9:00-1:00, Saturday, Longman Rock and Roll Party
(The party formerly known as the Allyn and Bacon party -- next year to be known simply as the @_(+ party)
People begin approaching me outside the ballroom and suggest things to include in my next posting. I learn that I must make a new rule: Not every word I hear nor every sight I see will make it into the travelogue. Regardless of the pleadings of the people looking for Tracy, of Poncho Man, and of the riders of the fullest car, some items will not be included.
Eric takes the stage as an Elvis impersonator, inspired by the Elvis graphic on the poster. He was apparently unaffected by the accompanying Beatles graphics. He shouts, I'm just a party-goer!!! and gyrates those hips. Woo. Women faint. Eric announces, cocktails are $5.50. There is much blundering for change.

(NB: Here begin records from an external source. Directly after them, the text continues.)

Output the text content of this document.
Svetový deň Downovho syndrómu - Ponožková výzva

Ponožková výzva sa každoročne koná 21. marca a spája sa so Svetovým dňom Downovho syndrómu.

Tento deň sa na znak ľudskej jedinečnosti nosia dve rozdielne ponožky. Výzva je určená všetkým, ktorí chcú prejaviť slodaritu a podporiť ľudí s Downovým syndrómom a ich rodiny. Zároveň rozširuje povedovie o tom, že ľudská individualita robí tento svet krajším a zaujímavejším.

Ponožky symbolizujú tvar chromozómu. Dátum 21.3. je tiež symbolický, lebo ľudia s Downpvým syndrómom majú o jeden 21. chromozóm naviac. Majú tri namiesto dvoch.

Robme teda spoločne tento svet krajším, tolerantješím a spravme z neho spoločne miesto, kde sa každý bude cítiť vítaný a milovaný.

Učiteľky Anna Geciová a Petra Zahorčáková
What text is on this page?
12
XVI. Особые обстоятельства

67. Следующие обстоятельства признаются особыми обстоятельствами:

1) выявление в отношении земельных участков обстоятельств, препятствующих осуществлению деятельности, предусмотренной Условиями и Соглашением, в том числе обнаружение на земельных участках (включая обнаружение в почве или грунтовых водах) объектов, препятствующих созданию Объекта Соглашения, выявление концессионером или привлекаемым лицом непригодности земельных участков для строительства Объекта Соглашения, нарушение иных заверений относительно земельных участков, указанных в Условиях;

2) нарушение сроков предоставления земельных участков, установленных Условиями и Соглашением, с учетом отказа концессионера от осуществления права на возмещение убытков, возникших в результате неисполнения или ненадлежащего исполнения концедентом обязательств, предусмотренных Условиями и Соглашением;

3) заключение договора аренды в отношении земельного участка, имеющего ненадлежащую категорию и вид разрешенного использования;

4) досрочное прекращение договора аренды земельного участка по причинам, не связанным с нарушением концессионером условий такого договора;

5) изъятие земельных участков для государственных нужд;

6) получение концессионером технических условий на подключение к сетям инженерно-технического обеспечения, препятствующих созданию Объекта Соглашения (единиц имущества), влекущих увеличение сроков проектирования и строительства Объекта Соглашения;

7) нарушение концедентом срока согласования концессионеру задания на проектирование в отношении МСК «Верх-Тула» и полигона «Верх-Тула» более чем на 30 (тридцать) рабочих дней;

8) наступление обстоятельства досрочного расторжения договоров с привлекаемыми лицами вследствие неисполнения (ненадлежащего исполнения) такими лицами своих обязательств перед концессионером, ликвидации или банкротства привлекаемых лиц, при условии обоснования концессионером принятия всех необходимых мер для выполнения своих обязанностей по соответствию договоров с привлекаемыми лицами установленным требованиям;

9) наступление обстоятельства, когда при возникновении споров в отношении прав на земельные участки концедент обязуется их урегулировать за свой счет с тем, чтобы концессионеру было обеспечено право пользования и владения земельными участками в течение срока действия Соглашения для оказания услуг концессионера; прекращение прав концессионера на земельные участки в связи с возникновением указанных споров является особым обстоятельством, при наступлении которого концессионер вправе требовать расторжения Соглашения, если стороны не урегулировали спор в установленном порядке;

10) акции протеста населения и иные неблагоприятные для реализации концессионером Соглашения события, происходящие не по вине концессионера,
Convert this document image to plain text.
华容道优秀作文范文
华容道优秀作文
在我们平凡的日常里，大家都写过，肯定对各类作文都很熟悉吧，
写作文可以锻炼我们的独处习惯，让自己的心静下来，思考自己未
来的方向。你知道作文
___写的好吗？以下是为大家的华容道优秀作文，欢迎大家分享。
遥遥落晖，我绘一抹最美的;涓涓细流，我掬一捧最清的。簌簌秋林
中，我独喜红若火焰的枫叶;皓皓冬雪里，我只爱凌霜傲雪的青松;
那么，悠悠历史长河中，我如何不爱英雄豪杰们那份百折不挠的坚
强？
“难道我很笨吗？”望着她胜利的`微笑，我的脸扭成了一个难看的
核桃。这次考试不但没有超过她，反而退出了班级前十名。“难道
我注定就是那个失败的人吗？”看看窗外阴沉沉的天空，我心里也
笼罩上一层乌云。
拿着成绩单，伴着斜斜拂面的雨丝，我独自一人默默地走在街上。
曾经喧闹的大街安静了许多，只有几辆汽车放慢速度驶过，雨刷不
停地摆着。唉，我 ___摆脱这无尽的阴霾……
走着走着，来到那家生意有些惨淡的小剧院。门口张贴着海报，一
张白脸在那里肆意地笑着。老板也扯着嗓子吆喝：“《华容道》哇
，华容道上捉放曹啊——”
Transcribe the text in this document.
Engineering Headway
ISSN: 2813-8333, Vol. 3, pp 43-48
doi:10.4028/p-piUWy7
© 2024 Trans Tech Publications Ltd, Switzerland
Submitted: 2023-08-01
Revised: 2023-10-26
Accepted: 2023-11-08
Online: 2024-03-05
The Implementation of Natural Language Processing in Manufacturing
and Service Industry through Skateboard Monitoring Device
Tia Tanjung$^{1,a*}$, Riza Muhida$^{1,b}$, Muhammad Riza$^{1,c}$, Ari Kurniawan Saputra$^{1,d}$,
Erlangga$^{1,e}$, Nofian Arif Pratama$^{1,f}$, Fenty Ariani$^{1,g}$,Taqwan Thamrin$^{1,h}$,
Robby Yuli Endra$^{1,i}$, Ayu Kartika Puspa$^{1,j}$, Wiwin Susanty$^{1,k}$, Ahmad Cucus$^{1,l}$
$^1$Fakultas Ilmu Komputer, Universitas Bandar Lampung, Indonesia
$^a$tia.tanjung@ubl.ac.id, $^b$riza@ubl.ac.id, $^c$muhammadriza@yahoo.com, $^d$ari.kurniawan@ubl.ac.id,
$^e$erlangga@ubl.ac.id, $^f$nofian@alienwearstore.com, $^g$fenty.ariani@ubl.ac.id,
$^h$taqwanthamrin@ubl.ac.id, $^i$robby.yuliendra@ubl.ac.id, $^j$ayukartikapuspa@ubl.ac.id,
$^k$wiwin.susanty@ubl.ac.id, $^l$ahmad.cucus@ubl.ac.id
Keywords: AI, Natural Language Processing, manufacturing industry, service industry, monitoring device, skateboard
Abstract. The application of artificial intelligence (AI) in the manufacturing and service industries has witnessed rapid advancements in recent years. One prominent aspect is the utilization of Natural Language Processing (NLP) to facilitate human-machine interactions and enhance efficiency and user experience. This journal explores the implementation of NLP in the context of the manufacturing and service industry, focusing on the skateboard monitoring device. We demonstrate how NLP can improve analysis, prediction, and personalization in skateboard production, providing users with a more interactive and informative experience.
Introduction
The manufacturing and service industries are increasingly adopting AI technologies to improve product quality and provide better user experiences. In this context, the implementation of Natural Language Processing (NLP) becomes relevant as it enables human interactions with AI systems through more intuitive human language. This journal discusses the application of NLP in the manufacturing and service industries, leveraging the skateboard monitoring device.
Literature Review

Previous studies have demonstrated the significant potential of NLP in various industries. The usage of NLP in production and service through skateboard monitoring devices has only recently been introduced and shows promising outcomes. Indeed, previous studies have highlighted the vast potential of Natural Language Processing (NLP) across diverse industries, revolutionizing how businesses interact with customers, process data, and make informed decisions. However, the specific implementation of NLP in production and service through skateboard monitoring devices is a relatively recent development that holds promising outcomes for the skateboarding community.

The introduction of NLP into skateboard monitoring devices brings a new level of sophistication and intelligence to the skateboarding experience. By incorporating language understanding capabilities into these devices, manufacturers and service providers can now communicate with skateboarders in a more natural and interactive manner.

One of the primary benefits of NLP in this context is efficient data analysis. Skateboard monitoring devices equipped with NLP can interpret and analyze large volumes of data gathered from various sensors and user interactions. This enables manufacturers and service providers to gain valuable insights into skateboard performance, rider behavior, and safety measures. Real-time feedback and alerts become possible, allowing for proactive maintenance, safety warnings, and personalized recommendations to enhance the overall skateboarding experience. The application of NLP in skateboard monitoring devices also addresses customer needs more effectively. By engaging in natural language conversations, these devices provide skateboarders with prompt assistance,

Eric, always the profound observer of human action and interaction, creates a list of Rock 'n' Roll Party Rules to guide such events in the future:
- A see-thru blouse is always a good idea.
- Free liquor is better than a $5.50 cocktail. Screw publisher loyalty.
- Bring your suitcase to every party. You can never tell when you might need your toiletries.
- If you can't find a date, an orange teddy bear will do.
- Married folks look out for married folks; but they don't have a life outside the academy so there's not to it.
- The boot scoot boogie goes with any piece of music.
- After a high wave of recognition, it's acceptable to bunny hop to a friend.
- A congo line adds life to a party.
- If all else fails, free the balloons. They're trapped and yearning to breathe free. Release them. Let them float high!
- It's not the beat, it's the feet.
On my way to the bathroom, I'm stopped by a man who wants me to search the bathroom for "Gail." The only Gail I know is not interested in this, um, gentleman. I tell him no one by that name is in the bathroom.
As the dance ends, Eric makes a loud proclamation from the stage, a commentary on everything that has passed: It's sad to see what happens when Hugh's not here to dance with the ladies.
Remember folks, he adds, these book companies don't throw these parties for nothing. When adoption time rolls around, there will be blackmail with the pictures and videos they've taken through the evening. Good luck.